Ostatnio coraz częściej i głośniej mówi się w Końskich o tym, że przed wojną ogromną część mieszkańców miasta stanowili Żydzi. Pozostało po nich niewiele: dwie tablice upamiętniające ich tragiczne losy podczas drugiej wojny światowej. Po kirkucie - żydowskim cmentarzu nie ma śladu. Przypomniano sobie o nim dopiero kilka lat temu, gdy pojawiły się plany budowy obwodnicy Końskich.

- Obwodnica w okolicach ulicy Staszica miała przebiegać przez miejsce pochówku konecczan narodowości żydowskiej - wspomina burmistrz Krzysztof Obratański. - Wtedy środowiska żydowskie zaprotestowały. Na szczęście udało się zmienić przebieg drogi tak, by nie naruszać spokoju pochowanych tam ludzi. Wtedy także wielu mieszkańców naszego miasta zaczęło zwracać uwagę na to, że należy uszanować pamięć dawnych konecczan. Wiem, choćby po rozmowie z naczelnym rabinem Polski Michaelem Josephem Schudrichem, że wielu potomków koneckich Żydów boleje nad tym, że nie może odwiedzić miejsca pochówku swych przodków. Tego miejsca po prostu w Końskich nie ma.

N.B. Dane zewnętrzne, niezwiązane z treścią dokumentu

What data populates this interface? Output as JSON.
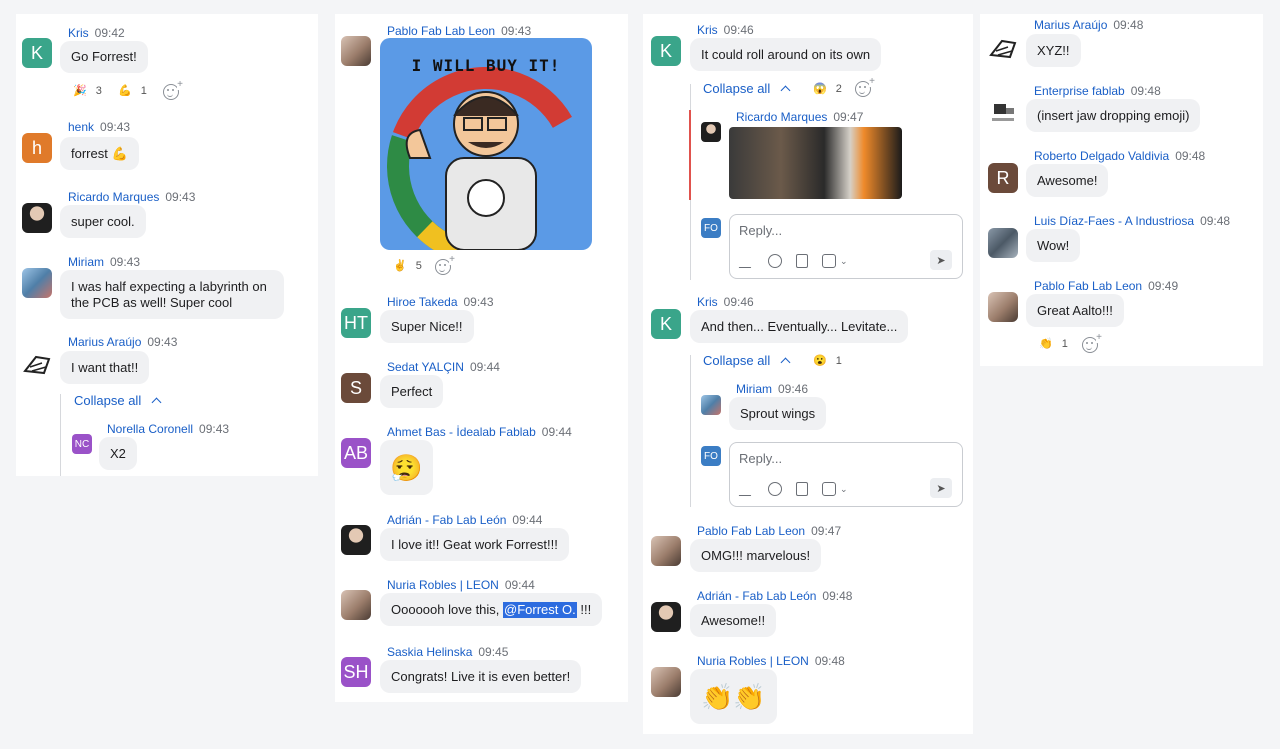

Kolejnym przyczynkiem do zamysłu budowy lapidarium, czyli miejsca przechowywania nagrobków było, jak dodaje burmistrz, odnalezienie dziesiątków macew i ich fragmentów podczas przebudowy ulicy Partyzantów. Warto wspomnieć, że trakt ten zbudowali podczas drugiej wojny światowej Niemcy. Wytyczyli go na terenie posiadłości rodziny Tarnowskich, by skrócić drogę na Skarżysko Kamienną. Do jej budowy użyli nagrobków żydowskich ze zniszczonego kirkutu.
- Wszystkie odnalezione macewy czy ich części są składowane na terenie Zakładu Gospodarki Komunalnej - kontynuuje Krzysztof Obratański. - I to one posłużą do budowy lapidarium przy obwodnicy. Zaapelowałem do naszych radnych i sołtysów, by rozpytali swych sąsiadów, którzy być może znają jeszcze inne miejsca, gdzie możemy znaleźć nagrobki. Cmentarza nie odbudujemy, ale możemy zbudować miejsce pamięci, do którego będą pielgrzymować bliscy pochowanych w Końskich Żydów. Wiem, że zamieszkują oni wiele krajów. Jednym z nich jest naczelny rabin Argentyny, prywatnie przyjaciel papieża Franciszka biofizyt Abraham Skórka.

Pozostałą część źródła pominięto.